If you're Richard Branson, you have to be pretty smug about where you're at in life, right? He has a $5.1 billion fortune, owns a pretty kick-ass private island, an airline, a space exploration company, and he hob knobs with everyone from the Dalai Lama to Eddie Vedder. He dropped out of school at 16, and a few years later, started selling records by mail order. He earned his first million by the age of 23. They say it's good to be King, but I think they got that wrong. It is good to be Richard Branson. That man has made it, by all conceivable measurements of entrepreneurial success.
However, if you ask Richard Branson, who, by the way, is knighted, so that's Sir Richard Branson to you, he would say that he's never really felt like he has truly "made it."
What? How can that be?! In a recent post on LinkedIn, Branson wrote:
"I know I'm fortunate to live an extraordinary life — I've been knighted, met the most extraordinary people and attended the most amazing events, but there's never been a point in my career in which I've felt I've made it."

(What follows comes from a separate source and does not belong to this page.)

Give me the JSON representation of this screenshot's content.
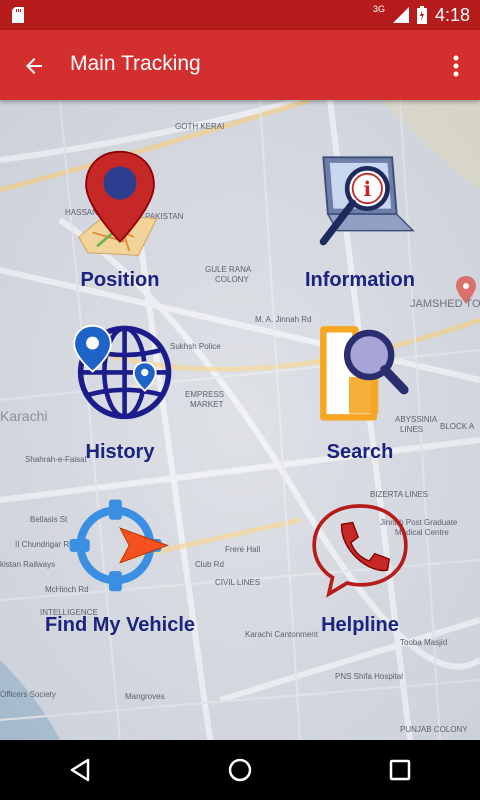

Spoken like a true entrepreneur. Also, never feeling like he's made it has constantly spurred Branson on to bigger and better challenges and opportunities. He's never sat back and said "Well, that's it. I've got $5 billion in the bank and my own private Caribbean island. I think that's good enough for one lifetime."
There are multiple studies out there that have proven that the highest achievers in the world never get complacent. Those people are constantly pushing themselves, pushing the boundaries of their comfort zones, and looking for new ways to innovate. Clearly Richard Branson is one of these people.
The way I see it, life is all about striving and growing," Branson said. "I never want to have made it; I want to continue making it!"
If Richard Branson doesn't measure his life by his success, then what does he consider important?
Richard Branson's metric for success is happiness.
"Happiness isn't just how I measure my success; it's also the key to it. Most people would assume my business success, and the wealth that comes with it, have brought me happiness. But I know I am successful, wealthy and connected because I am happy. I wholeheartedly believe that happiness should be everyone's goal."
Humph. He is not wrong. It seems like we could all learn a lesson from him.